Choosing with Uniform distribution $n$ numbers from $\{1,\dots,2n\}$ with returns and the order is important. What is the probability that the sum of these number will be even?

Thanks.

Answer 1

You can prove that the answer is $1/2$ by induction. Denote with $E_n$ the event that after $n$ draws the sum is even.

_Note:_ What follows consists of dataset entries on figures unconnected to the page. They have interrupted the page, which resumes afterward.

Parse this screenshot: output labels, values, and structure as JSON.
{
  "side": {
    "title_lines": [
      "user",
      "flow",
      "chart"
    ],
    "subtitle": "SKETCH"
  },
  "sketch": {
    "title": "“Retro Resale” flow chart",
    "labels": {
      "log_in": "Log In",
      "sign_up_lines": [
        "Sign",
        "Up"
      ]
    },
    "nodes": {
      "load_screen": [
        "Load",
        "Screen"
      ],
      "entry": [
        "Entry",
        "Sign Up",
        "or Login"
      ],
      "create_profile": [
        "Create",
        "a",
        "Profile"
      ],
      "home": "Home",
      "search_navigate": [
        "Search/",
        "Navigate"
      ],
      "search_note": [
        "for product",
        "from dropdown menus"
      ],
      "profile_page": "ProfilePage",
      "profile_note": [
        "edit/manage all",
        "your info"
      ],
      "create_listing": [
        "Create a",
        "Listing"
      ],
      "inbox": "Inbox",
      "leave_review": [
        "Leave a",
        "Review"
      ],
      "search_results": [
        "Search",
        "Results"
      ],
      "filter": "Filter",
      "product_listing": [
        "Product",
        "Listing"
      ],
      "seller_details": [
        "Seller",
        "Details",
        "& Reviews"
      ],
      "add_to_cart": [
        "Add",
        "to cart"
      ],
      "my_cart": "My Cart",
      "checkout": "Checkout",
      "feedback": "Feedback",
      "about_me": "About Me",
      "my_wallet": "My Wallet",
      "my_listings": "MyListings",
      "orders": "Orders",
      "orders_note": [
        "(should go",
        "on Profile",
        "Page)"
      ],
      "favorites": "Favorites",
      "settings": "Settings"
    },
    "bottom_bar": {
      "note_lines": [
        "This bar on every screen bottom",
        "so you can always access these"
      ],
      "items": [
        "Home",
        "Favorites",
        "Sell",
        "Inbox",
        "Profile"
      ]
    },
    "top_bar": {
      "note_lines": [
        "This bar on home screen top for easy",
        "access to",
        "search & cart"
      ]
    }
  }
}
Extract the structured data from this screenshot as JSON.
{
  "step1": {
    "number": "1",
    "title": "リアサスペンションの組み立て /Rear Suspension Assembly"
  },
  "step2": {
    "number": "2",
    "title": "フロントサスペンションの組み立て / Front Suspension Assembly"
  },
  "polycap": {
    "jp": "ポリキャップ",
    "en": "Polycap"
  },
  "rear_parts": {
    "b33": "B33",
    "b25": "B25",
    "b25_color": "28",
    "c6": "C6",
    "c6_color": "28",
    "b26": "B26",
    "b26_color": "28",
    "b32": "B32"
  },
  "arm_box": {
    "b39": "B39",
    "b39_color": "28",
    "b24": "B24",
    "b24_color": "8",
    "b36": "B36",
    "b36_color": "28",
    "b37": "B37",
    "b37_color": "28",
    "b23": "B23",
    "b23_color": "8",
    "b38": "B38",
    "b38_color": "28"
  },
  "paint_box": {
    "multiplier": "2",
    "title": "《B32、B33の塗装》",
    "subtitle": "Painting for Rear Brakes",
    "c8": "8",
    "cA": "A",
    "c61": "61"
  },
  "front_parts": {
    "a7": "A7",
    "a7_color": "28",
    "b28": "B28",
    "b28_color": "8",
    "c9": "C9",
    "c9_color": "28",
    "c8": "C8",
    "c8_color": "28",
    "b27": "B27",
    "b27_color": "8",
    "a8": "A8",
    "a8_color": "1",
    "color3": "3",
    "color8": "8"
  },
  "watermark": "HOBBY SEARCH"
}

• Base case: $n=1$. You draw $1$ number from $\{1,2\}$. Obviously, the probability that the sum is even, is equal to the probability that you draw $2$, is equal to $1/2$, i.e. $$P(E_1)=\frac12$$
• Induction step. Assume this holds for $n$, i.e. that $P(E_n)=\frac12$. Then for $n+1$ you draw $n+1$ numbers from $\{1,2,\dots, 2n+2\}$. Hence \begin{align}P(E_{n+1})&=P(E_{n+1}\mid E_n)P(E_n)+P(E_{n+1}\mid E_n^c)P(E_{n}^c)\\[0.2cm]&=P\left(\text{draw even number from}\{1,2,\dots, 2n+2\}\mid E_n\right)\frac12\\[0.2cm]&\phantom{.}+P\left(\text{draw odd number from} \{1,2,\dots, 2n+2\}\mid E_n^c\right)\frac12\\[0.2cm]&=\frac12\frac12+\frac12\frac12=\frac12\end{align}

Note that order did not play a role.

Answer 2

If a number can appear more than once, then this is easily seen to be $\frac12$. You can see this if you stop to catch your breath after you've drawn the first $n-1$ numbers. Then you realize that whether the total sum will become even or odd depends only on whether the last number (that you haven't drawn yet) is even or odd (the sum might end up having the opposite parity of the last number, if the sum of the first $n-1$ numbers is odd, but that doesn't change things).

Since the last number has equal odds of being even or odd, the whole sum has equal odds of being even or odd.